This post may be a little lengthy, so please bare with me if you can help. The problem is: A cruise liner has 4 classes of accommodations. Following are the # of reservations made, # of reservations available, and cost per room for each class:
Super Deluxe, 100, 160, $3000
First Class, 145, 150, $2600
Tourist, 170, 180, $2000
Economy, 265, 230, $1800
The company has a policy that if a customer is holding a certain type reservation that cant be filled, then the customer will be bumped up to the next class at no additional cost.
I need to determine the number of accommodations in each class to be received by customers that will MINIMIZE THE LOSS OF POTENTIAL REVENUE.
My observations: To minimize foregone revenue due to bumped passengers, a passenger will only be bumped up one class. If the class they are to be bumped to is full, a passenger from the more expensive class will be bumped up to make room for them. Therefore, if we let Xi=the # passengers bumped into class i, I think the objective function should be "Min Z=$400Xs(super deluxe)+ $600Xf(first class)+ $200Xt(tourist)+ $0Xe(economy)". The only constraints I see are regarding the total # reservations for each class, so I came up with: (all < or > are intended as less/greater than or equal to)
Min Z=$400Xs + $600Xf + $200Xt + $0Xe
s.t. Xs<160, Xf<150, Xt<180, Xe=0, Xs,f,t,e>0
Does this model look right, or am I way off? I came up with these constraints by figuring that the maximum amount of money you could possibly lose in each category would be in the event that the more expensive class had 0 reservations and you completely filled it with bumps from the next lower class. Remember, I am trying to MINIMIZE FOREGONE REVENUE, not necessarily to maximize profit. I have to enter the data into the Management Scientist software we are using and print out the solution it gives. I am not worried about the actual # of reservations given in the problem, as the model needs to work for any given # of reservations. I will fill in the actual amounts later. If anyone can give me some feedback as to whether I am on the right track or not, I would really appreciate it. I only have a few days to complete this, so any ideas you can offer will help greatly. Thanks for your time.
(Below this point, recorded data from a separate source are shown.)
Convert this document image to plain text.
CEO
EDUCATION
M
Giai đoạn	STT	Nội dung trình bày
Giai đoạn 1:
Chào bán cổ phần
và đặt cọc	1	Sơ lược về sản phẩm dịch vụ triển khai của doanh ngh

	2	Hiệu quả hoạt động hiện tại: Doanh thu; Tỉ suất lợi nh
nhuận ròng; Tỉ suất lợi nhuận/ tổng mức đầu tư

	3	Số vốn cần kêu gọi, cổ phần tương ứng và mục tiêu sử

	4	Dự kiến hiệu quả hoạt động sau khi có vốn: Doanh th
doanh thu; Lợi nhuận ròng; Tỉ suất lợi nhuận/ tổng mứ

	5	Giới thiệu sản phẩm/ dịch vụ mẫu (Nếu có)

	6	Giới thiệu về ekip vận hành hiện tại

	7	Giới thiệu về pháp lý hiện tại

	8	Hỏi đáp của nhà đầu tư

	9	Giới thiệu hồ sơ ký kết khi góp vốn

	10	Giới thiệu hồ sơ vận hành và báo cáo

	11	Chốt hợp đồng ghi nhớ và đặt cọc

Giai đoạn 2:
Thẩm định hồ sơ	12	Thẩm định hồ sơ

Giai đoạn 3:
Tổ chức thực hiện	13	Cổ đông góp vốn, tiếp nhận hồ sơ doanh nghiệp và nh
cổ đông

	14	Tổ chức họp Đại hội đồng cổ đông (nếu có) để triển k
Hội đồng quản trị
The objective function looks right, the constraints are not right. First, you want the constraints at <= You say tha Xs is the number bumped to super deluxe. Let S be the original number in superdeluxe. So the constraint is S+Xs <= 160. Let F be the original number in first class. The constraint here is F-Xs+Xf<=150. And so on.
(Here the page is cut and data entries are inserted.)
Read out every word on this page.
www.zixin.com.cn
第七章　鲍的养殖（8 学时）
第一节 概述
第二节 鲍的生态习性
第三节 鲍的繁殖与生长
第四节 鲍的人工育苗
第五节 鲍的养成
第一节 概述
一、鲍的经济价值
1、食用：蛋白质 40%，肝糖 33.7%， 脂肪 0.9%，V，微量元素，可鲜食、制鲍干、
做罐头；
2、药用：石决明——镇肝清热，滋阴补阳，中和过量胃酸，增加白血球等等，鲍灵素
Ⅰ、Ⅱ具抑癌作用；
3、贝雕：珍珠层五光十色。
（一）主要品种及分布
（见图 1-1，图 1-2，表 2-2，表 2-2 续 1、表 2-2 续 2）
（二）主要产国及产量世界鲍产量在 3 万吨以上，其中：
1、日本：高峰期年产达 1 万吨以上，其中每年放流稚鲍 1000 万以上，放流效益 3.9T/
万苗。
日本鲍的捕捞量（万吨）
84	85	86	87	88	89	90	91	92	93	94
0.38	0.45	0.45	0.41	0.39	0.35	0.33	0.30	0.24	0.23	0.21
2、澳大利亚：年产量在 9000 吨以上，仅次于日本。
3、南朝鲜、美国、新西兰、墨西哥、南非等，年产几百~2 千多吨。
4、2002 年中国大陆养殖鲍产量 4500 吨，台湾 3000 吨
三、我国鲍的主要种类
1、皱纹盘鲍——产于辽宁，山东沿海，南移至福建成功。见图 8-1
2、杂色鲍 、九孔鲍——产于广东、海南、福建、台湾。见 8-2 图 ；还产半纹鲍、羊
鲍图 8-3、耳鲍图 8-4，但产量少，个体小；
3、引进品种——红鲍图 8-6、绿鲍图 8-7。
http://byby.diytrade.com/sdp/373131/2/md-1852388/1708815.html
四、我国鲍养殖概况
Ah. I had thought about F+Xf<=150 and T+Xt<=180 before but forgot to subtract out the people bumped out of it. Thanks for the help!
You're on the right track with your objective function, which is to minimize the foregone revenue due to bumped passengers. The objective function should be:
Min Z = $400Xs (super deluxe) + $600Xf (first class) + $200Xt (tourist) + $0Xe (economy)
Here, Xi represents the number of passengers bumped into class i. The coefficients represent the cost per room for each class.
Now let's move on to the constraints. Based on your observations, passengers will only be bumped up one class, and if the class they are to be bumped to is full, a passenger from the more expensive class will be bumped up to make room for them. With this in mind, we can set up the constraints as follows:
1. Super Deluxe: Xs + S ≤ 160, where S represents the original number of reservations made in the super deluxe class. This constraint ensures that the total number of reservations in the super deluxe class, including bumped passengers, does not exceed the total available reservations (160).
2. First Class: Xf + F - Xs ≤ 150, where F represents the original number of reservations made in the first class. This constraint accounts for passengers bumped into the first class from the super deluxe class and ensures that the total number of reservations in the first class, including bumped passengers, does not exceed the total available reservations (150).
3. Tourist: Xt + T - Xf ≤ 180, where T represents the original number of reservations made in the tourist class. This constraint accounts for passengers bumped into the tourist class from the first class and ensures that the total number of reservations in the tourist class, including bumped passengers, does not exceed the total available reservations (180).
4. Economy: Xe + E - Xt ≤ 230, where E represents the original number of reservations made in the economy class. This constraint accounts for passengers bumped into the economy class from the tourist class and ensures that the total number of reservations in the economy class, including bumped passengers, does not exceed the total available reservations (230).
5. Non-negativity: Xs ≥ 0, Xf ≥ 0, Xt ≥ 0, Xe ≥ 0. This constraint ensures that the number of bumped passengers in each class is non-negative.
By incorporating these constraints into your model, you will be able to determine the number of accommodations in each class that will minimize the loss of potential revenue.
Keep in mind that you need to substitute the actual numbers of reservations and available spaces when solving the model, as you mentioned that you will fill in the actual amounts later.